Nomogram development and internal validation

The performance of the stratified Cox proportional hazards model was evaluated by calculating Harrell's concordance index (C-index), which is the area under the receiver operating characteristic (ROC) curve adapted for censored data with the use of the survival package41,42,43. The value of the C-index ranges from 0.5 to 1.0. C = 0.5 indicates random discrimination. C = 1.0 indicates perfect predictive accuracy. A model with a larger C-index was considered to have a more accurate prediction. The survival ROC curves were plotted using the survivalROC package. On the basis of the stratified Cox proportional hazards model with identified prognostic factors, a prognostic nomogram for predicting the 5-year survival rates of HOS patients was developed with the rms package. The prognostic nomogram was validated by measuring discrimination and calibration curves with the use of the rms package. To gauge the discrimination performance of the prognostic nomogram, we calculated the bias-corrected concordance index using the bootstrap method in the original dataset by 1000 re-samplings to correct for potential overfitting bias. We constructed a calibration curve to assess whether the predicted survival probabilities and the actual outcome were in concordance. Bootstraps with 1000 resamples were used to compare concordance probabilities. The more similar the calibration curve along the 45-degree line, the better calibrated the prognostic prediction. The clinical usefulness of the prognostic nomogram was evaluated using decision curve analysis (DCA). DCA was performed by calculating the net benefit of nomogram-assisted decisions across a range of threshold probabilities44. The decision curve was plotted using the dca package.

Statistical analysis

All statistical analyses were conducted using SPSS Statistics version 25.0 (IBM Corporation, Armonk, NY, USA) and R statistical software version 3.2.4. All statistical tests were two-sided, and a p value < 0.05 was deemed statistically significant.
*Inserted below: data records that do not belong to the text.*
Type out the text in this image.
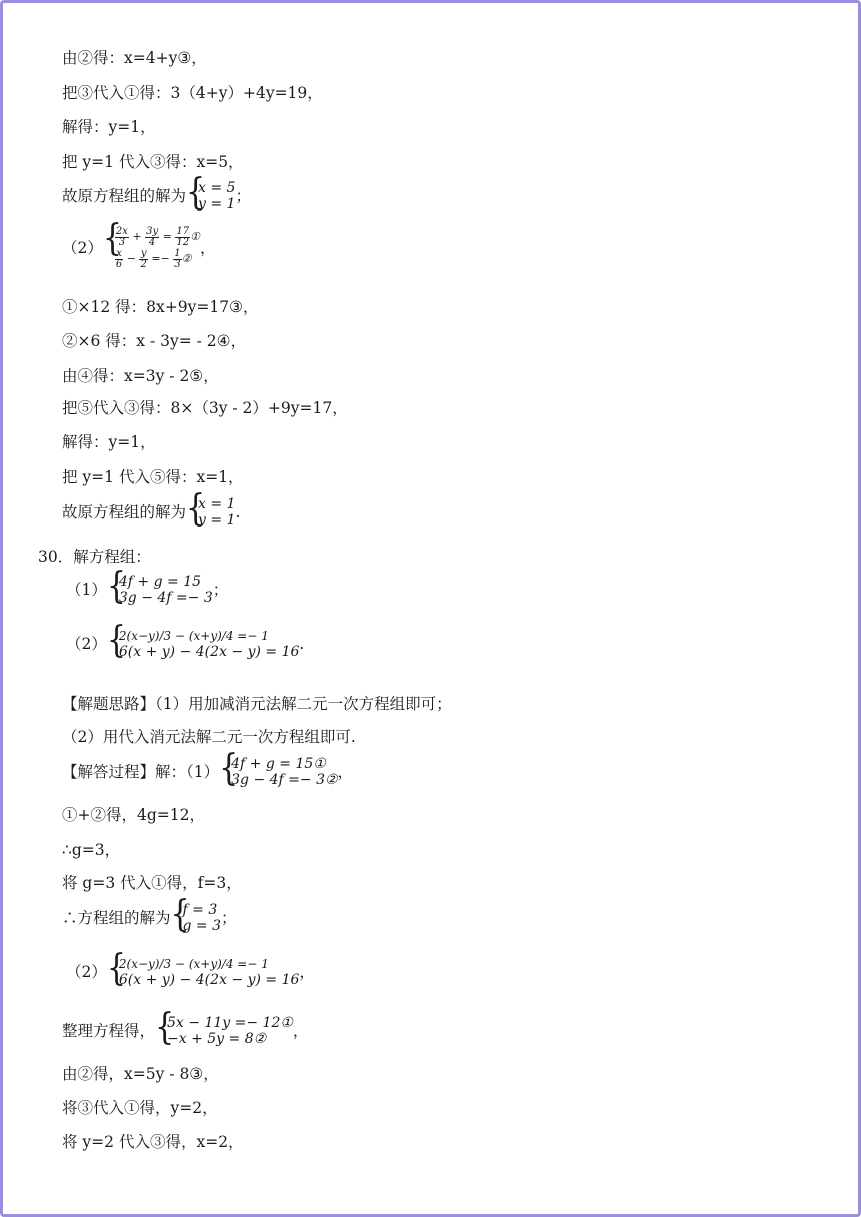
由②得：x=4+y③，
把③代入①得：3（4+y）+4y=19，
解得：y=1，
把 y=1 代入③得：x=5，
故原方程组的解为 { x = 5
y = 1 ；
（2）
{ $\frac{2x}{3} + \frac{3y}{4} = \frac{17}{12}$ ①
$\frac{x}{6} - \frac{y}{2} =- \frac{1}{3}$ ②
，
①×12 得：8x+9y=17③，
②×6 得：x - 3y= - 2④，
由④得：x=3y - 2⑤，
把⑤代入③得：8×（3y - 2）+9y=17，
解得：y=1，
把 y=1 代入⑤得：x=1，
故原方程组的解为 { x = 1
y = 1 .
30．解方程组：
（1） { 4f + g = 15
3g − 4f =− 3 ；
（2） { 2(x−y)/3 − (x+y)/4 =− 1
6(x + y) − 4(2x − y) = 16 .
【解题思路】（1）用加减消元法解二元一次方程组即可；
（2）用代入消元法解二元一次方程组即可.
【解答过程】解：（1） { 4f + g = 15①
3g − 4f =− 3② ，
①+②得，4g=12，
∴g=3，
将 g=3 代入①得，f=3，
∴方程组的解为 { f = 3
g = 3 ；
（2） { 2(x−y)/3 − (x+y)/4 =− 1
6(x + y) − 4(2x − y) = 16 ，
整理方程得， { 5x − 11y =− 12①
−x + 5y = 8②	，
由②得，x=5y - 8③，
将③代入①得，y=2，
将 y=2 代入③得，x=2，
Continuous variables with a normal distribution are presented as the mean ± standard deviation (\({\overline{\text{X}}}\) ± S), and categorical variables are presented as frequencies (percentages). Student’s t tests, chi-square tests and nonparametric Mann–Whitney U tests were conducted to determine the differences between two groups.

Ethical approval

All methods were carried out in accordance with relevant guidelines and guidelines and regulations.